Ему вспомнилось состоявшееся в осень сорок первого решение о необходимости его немедленного отъезда из Москвы в Куйбышев, и в памяти четко возникло утро девятнадцатого октября, Рогожско-Симоновский тупик, спецпоезд, пустынная платформа, терпеливо ждавшие пришедшие его провожать товарищи… Это был один из тех немногих моментов в его жизни, когда было необходимо определить предстоящий шаг настолько безошибочно, что каменно онемевшей спиной он чувствовал безграничную настороженность огромного города, оказавшегося сейчас в самом острие, в самом средоточии мировых потрясений невиданного по ожесточению и глобальности перекрута мировых сил.

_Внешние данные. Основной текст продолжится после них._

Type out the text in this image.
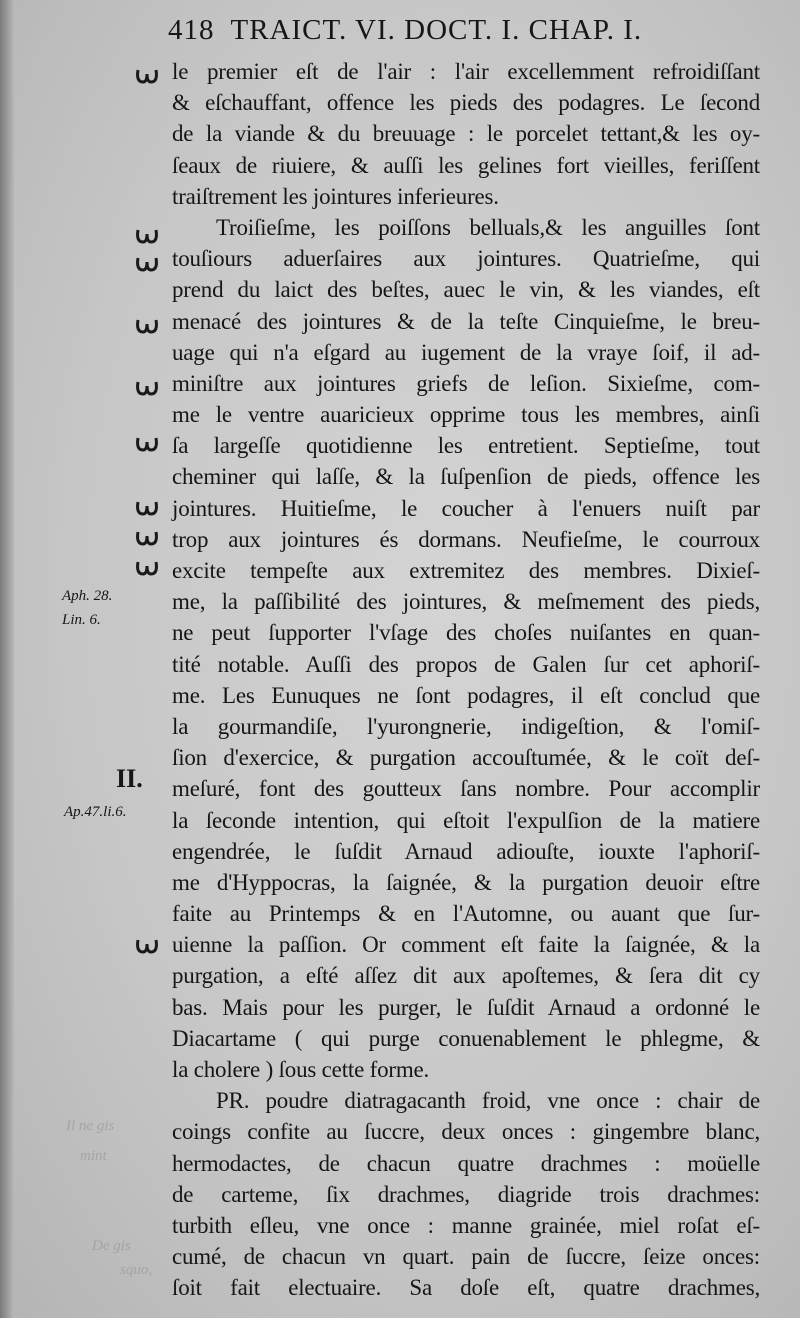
418 TRAICT. VI. DOCT. I. CHAP. I.
Aph. 28.
Lin. 6.
II.
Ap.47.li.6.
Il ne gis
mint
De gis
squo,
le premier eſt de l'air : l'air excellemment refroidiſſant
& eſchauffant, offence les pieds des podagres. Le ſecond
de la viande & du breuuage : le porcelet tettant,& les oy-
ſeaux de riuiere, & auſſi les gelines fort vieilles, feriſſent
traiſtrement les jointures inferieures.
Troiſieſme, les poiſſons belluals,& les anguilles ſont
touſiours aduerſaires aux jointures. Quatrieſme, qui
prend du laict des beſtes, auec le vin, & les viandes, eſt
menacé des jointures & de la teſte Cinquieſme, le breu-
uage qui n'a eſgard au iugement de la vraye ſoif, il ad-
miniſtre aux jointures griefs de leſion. Sixieſme, com-
me le ventre auaricieux opprime tous les membres, ainſi
ſa largeſſe quotidienne les entretient. Septieſme, tout
cheminer qui laſſe, & la ſuſpenſion de pieds, offence les
jointures. Huitieſme, le coucher à l'enuers nuiſt par
trop aux jointures és dormans. Neufieſme, le courroux
excite tempeſte aux extremitez des membres. Dixieſ-
me, la paſſibilité des jointures, & meſmement des pieds,
ne peut ſupporter l'vſage des choſes nuiſantes en quan-
tité notable. Auſſi des propos de Galen ſur cet aphoriſ-
me. Les Eunuques ne ſont podagres, il eſt conclud que
la gourmandiſe, l'yurongnerie, indigeſtion, & l'omiſ-
ſion d'exercice, & purgation accouſtumée, & le coït deſ-
meſuré, font des goutteux ſans nombre. Pour accomplir
la ſeconde intention, qui eſtoit l'expulſion de la matiere
engendrée, le ſuſdit Arnaud adiouſte, iouxte l'aphoriſ-
me d'Hyppocras, la ſaignée, & la purgation deuoir eſtre
faite au Printemps & en l'Automne, ou auant que ſur-
uienne la paſſion. Or comment eſt faite la ſaignée, & la
purgation, a eſté aſſez dit aux apoſtemes, & ſera dit cy
bas. Mais pour les purger, le ſuſdit Arnaud a ordonné le
Diacartame ( qui purge conuenablement le phlegme, &
la cholere ) ſous cette forme.
PR. poudre diatragacanth froid, vne once : chair de
coings confite au ſuccre, deux onces : gingembre blanc,
hermodactes, de chacun quatre drachmes : moüelle
de carteme, ſix drachmes, diagride trois drachmes:
turbith eſleu, vne once : manne grainée, miel roſat eſ-
cumé, de chacun vn quart. pain de ſuccre, ſeize onces:
ſoit fait electuaire. Sa doſe eſt, quatre drachmes,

Он сейчас вновь почти физически, кожей, ощутил, как тяжко сочилось тогда время, и он, в резком отъединении от всего остального мира, от провожающих, от холодного, сквозного ветра, горбясь, безостановочно ходил и ходил по платформе; он был всего лишь человек, но в его имени, хотел он того или нет, сосредоточивались надежды и отчаяние миллионов людей, захлебывающихся в атаках, истекающих кровью в десятках и сотнях сражений, и не только в своей стране. Он был всего лишь смертельно уставший в последние тяжкие месяцы человек, но именно поэтому, именно в тот момент на пустынной платформе Рогожско-Симоновского тупика, в непрерывном, пугающем двухчасовом хождении, во время которого к нему ни один из присутствующих не решился приблизиться, он не столько умом, а больше сердцем ощутил неимоверный груз ответственности, и никому другому он не мог ничего, ни одной крупицы этого неимоверного груза переложить на плечи, почувствовал еще раз почти живой, гневный крик бессмертного города. Никто не видел его лица; дойдя до края платформы своим неспешным характерным шагом, он, не говоря никому ни слова, круто повернулся, горбясь больше обычного, прошел к своей машине, сел в нее и уехал назад.

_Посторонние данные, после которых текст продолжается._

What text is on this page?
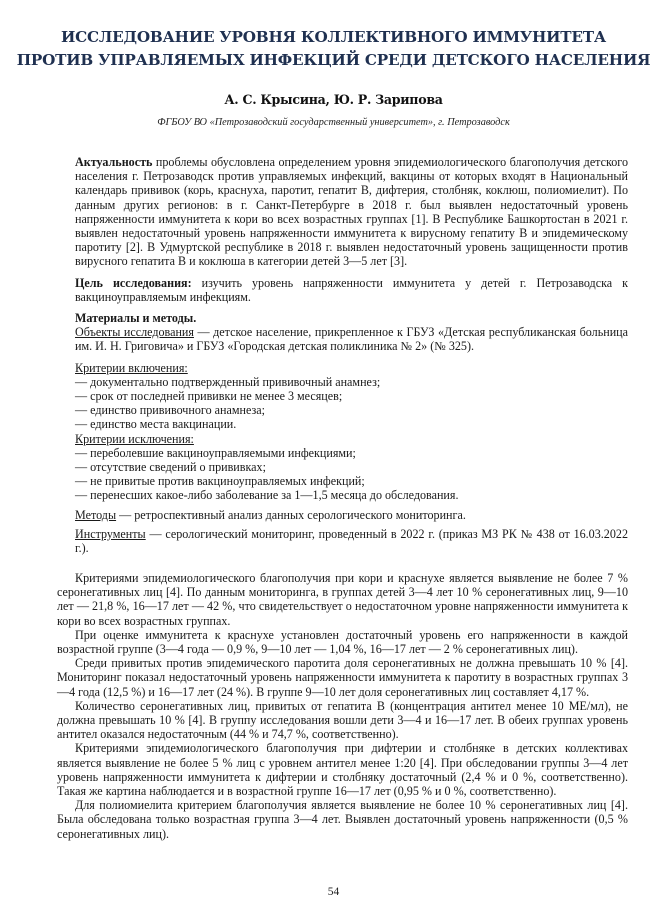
ИССЛЕДОВАНИЕ УРОВНЯ КОЛЛЕКТИВНОГО ИММУНИТЕТА
ПРОТИВ УПРАВЛЯЕМЫХ ИНФЕКЦИЙ СРЕДИ ДЕТСКОГО НАСЕЛЕНИЯ
А. С. Крысина, Ю. Р. Зарипова
ФГБОУ ВО «Петрозаводский государственный университет», г. Петрозаводск

Актуальность проблемы обусловлена определением уровня эпидемиологического благополучия детского населения г. Петрозаводск против управляемых инфекций, вакцины от которых входят в Национальный календарь прививок (корь, краснуха, паротит, гепатит В, дифтерия, столбняк, коклюш, полиомиелит). По данным других регионов: в г. Санкт-Петербурге в 2018 г. был выявлен недостаточный уровень напряженности иммунитета к кори во всех возрастных группах [1]. В Республике Башкортостан в 2021 г. выявлен недостаточный уровень напряженности иммунитета к вирусному гепатиту В и эпидемическому паротиту [2]. В Удмуртской республике в 2018 г. выявлен недостаточный уровень защищенности против вирусного гепатита В и коклюша в категории детей 3—5 лет [3].

Цель исследования: изучить уровень напряженности иммунитета у детей г. Петрозаводска к вакциноуправляемым инфекциям.

Материалы и методы.

Объекты исследования — детское население, прикрепленное к ГБУЗ «Детская республиканская больница им. И. Н. Григовича» и ГБУЗ «Городская детская поликлиника № 2» (№ 325).

Критерии включения:

— документально подтвержденный прививочный анамнез;

— срок от последней прививки не менее 3 месяцев;

— единство прививочного анамнеза;

— единство места вакцинации.

Критерии исключения:

— переболевшие вакциноуправляемыми инфекциями;

— отсутствие сведений о прививках;

— не привитые против вакциноуправляемых инфекций;

— перенесших какое-либо заболевание за 1—1,5 месяца до обследования.

Методы — ретроспективный анализ данных серологического мониторинга.

Инструменты — серологический мониторинг, проведенный в 2022 г. (приказ МЗ РК № 438 от 16.03.2022 г.).

Критериями эпидемиологического благополучия при кори и краснухе является выявление не более 7 % серонегативных лиц [4]. По данным мониторинга, в группах детей 3—4 лет 10 % серонегативных лиц, 9—10 лет — 21,8 %, 16—17 лет — 42 %, что свидетельствует о недостаточном уровне напряженности иммунитета к кори во всех возрастных группах.

При оценке иммунитета к краснухе установлен достаточный уровень его напряженности в каждой возрастной группе (3—4 года — 0,9 %, 9—10 лет — 1,04 %, 16—17 лет — 2 % серонегативных лиц).

Среди привитых против эпидемического паротита доля серонегативных не должна превышать 10 % [4]. Мониторинг показал недостаточный уровень напряженности иммунитета к паротиту в возрастных группах 3—4 года (12,5 %) и 16—17 лет (24 %). В группе 9—10 лет доля серонегативных лиц составляет 4,17 %.

Количество серонегативных лиц, привитых от гепатита В (концентрация антител менее 10 МЕ/мл), не должна превышать 10 % [4]. В группу исследования вошли дети 3—4 и 16—17 лет. В обеих группах уровень антител оказался недостаточным (44 % и 74,7 %, соответственно).

Критериями эпидемиологического благополучия при дифтерии и столбняке в детских коллективах является выявление не более 5 % лиц с уровнем антител менее 1:20 [4]. При обследовании группы 3—4 лет уровень напряженности иммунитета к дифтерии и столбняку достаточный (2,4 % и 0 %, соответственно). Такая же картина наблюдается и в возрастной группе 16—17 лет (0,95 % и 0 %, соответственно).

Для полиомиелита критерием благополучия является выявление не более 10 % серонегативных лиц [4]. Была обследована только возрастная группа 3—4 лет. Выявлен достаточный уровень напряженности (0,5 % серонегативных лиц).

54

Сталин вспомнил, как четыре года спустя он вошел в спецпоезд — нужно было ехать на Потсдамскую конференцию, — но это пришло в память не потому, что жизнь определила именно такое развитие событий, а потому, что никто на свете не смел и никогда не посмеет бросить ему упрек за те страшные два часа в октябре сорок первого. Для этого нужно было бы всего лишь попытаться стать на его место.
Сталин стоял у окна, спиной к Брюханову, словно забыв о нем, но именно в эту короткую паузу ему вспомнилось не только сравнительно недавнее прошлое, и даже не это само прошлое, а какое-то его ощущение, его непосильная, тяжкая напряженность и необходимость немедленно, сейчас, решать и разрубать самые запутанные узлы противоречий, ведь один неверный шаг, одна минута промедления могли обернуться неисчислимо трагическими последствиями в необозримых масштабах…

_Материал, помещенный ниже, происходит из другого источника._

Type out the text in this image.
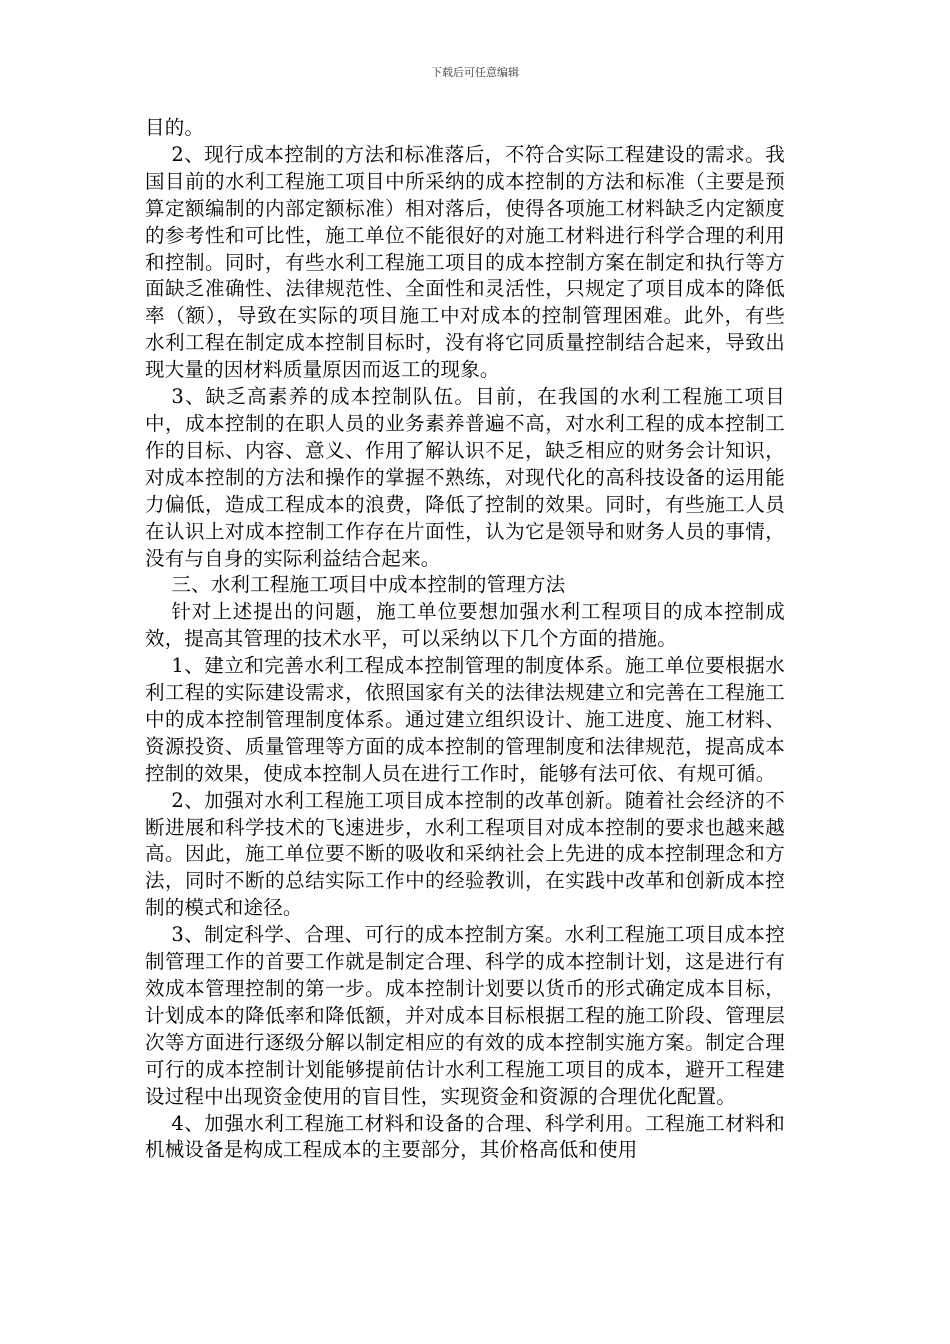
下载后可任意编辑

目的。

2、现行成本控制的方法和标准落后，不符合实际工程建设的需求。我国目前的水利工程施工项目中所采纳的成本控制的方法和标准（主要是预算定额编制的内部定额标准）相对落后，使得各项施工材料缺乏内定额度的参考性和可比性，施工单位不能很好的对施工材料进行科学合理的利用和控制。同时，有些水利工程施工项目的成本控制方案在制定和执行等方面缺乏准确性、法律规范性、全面性和灵活性，只规定了项目成本的降低率（额），导致在实际的项目施工中对成本的控制管理困难。此外，有些水利工程在制定成本控制目标时，没有将它同质量控制结合起来，导致出现大量的因材料质量原因而返工的现象。

3、缺乏高素养的成本控制队伍。目前，在我国的水利工程施工项目中，成本控制的在职人员的业务素养普遍不高，对水利工程的成本控制工作的目标、内容、意义、作用了解认识不足，缺乏相应的财务会计知识，对成本控制的方法和操作的掌握不熟练，对现代化的高科技设备的运用能力偏低，造成工程成本的浪费，降低了控制的效果。同时，有些施工人员在认识上对成本控制工作存在片面性，认为它是领导和财务人员的事情，没有与自身的实际利益结合起来。

三、水利工程施工项目中成本控制的管理方法

针对上述提出的问题，施工单位要想加强水利工程项目的成本控制成效，提高其管理的技术水平，可以采纳以下几个方面的措施。

1、建立和完善水利工程成本控制管理的制度体系。施工单位要根据水利工程的实际建设需求，依照国家有关的法律法规建立和完善在工程施工中的成本控制管理制度体系。通过建立组织设计、施工进度、施工材料、资源投资、质量管理等方面的成本控制的管理制度和法律规范，提高成本控制的效果，使成本控制人员在进行工作时，能够有法可依、有规可循。

2、加强对水利工程施工项目成本控制的改革创新。随着社会经济的不断进展和科学技术的飞速进步，水利工程项目对成本控制的要求也越来越高。因此，施工单位要不断的吸收和采纳社会上先进的成本控制理念和方法，同时不断的总结实际工作中的经验教训，在实践中改革和创新成本控制的模式和途径。

3、制定科学、合理、可行的成本控制方案。水利工程施工项目成本控制管理工作的首要工作就是制定合理、科学的成本控制计划，这是进行有效成本管理控制的第一步。成本控制计划要以货币的形式确定成本目标，计划成本的降低率和降低额，并对成本目标根据工程的施工阶段、管理层次等方面进行逐级分解以制定相应的有效的成本控制实施方案。制定合理可行的成本控制计划能够提前估计水利工程施工项目的成本，避开工程建设过程中出现资金使用的盲目性，实现资金和资源的合理优化配置。

4、加强水利工程施工材料和设备的合理、科学利用。工程施工材料和机械设备是构成工程成本的主要部分，其价格高低和使用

Пожалуй, Сталин и сам не смог бы ответить, что произошло у него в душе в ту короткую минуту тишины, когда он стоял у окна; и хотя он еще не произнес ни слова и даже лицо у него оставалось прежним, Брюханов, как только Сталин повернулся, понял, что именно только теперь прояснится то, ради чего он здесь и находится; это предчувствие внесло в его состояние дополнительную остринку. Раньше ему хотелось как можно скорее освободиться, но теперь такое желание притупилось, затем и совсем прошло. Сталин подошел к столу, опустился в кресло. Он еще не знал сейчас, сделает ли то, о чем думал, но ему хотелось это сделать, это было зачем-то нужно для него самого, для его душевного равновесия, тем более что любую слабость можно оправдать самыми высокими причинами и побуждениями. Брюханов не мешал ему думать, и он был сейчас словно наедине с собой; такие минуты погружения только в себя и отъединения от всего остального он разрешал себе редко; уж если они все таки случались, в нем обострялись какие-то совершенно иные чувства, неожиданно распахивались какие-то неизвестные до сих пор тайники в душе, и тогда приходило нечто такое, что позволяло ему забывать о громадных, пугающих подчас его самого своих правах и обязанностях. Хоть на время он мог быть просто живым существом, которому просто приятно быть, видеть солнце, слушать шелест зелени, повозиться с кустами роз, зимой привычно надернуть на ноги старые, подшитые валенки и остаться наконец наедине с тишиной и снегом.
С приятным чувством бодрости Сталин помедлил, затем в руке у него оказался (Брюханов пропустил момент, как это случилось, и отметил свое непростительное невнимание) пакет, грубо перевязанный крест-накрест шпагатом.
— Товарищ Брюханов, — сказал Сталин, слегка передвигая пакет по столу в направлении Брюханова, — это бумаги Константина Леонтьевича Петрова, адресованы лично вам.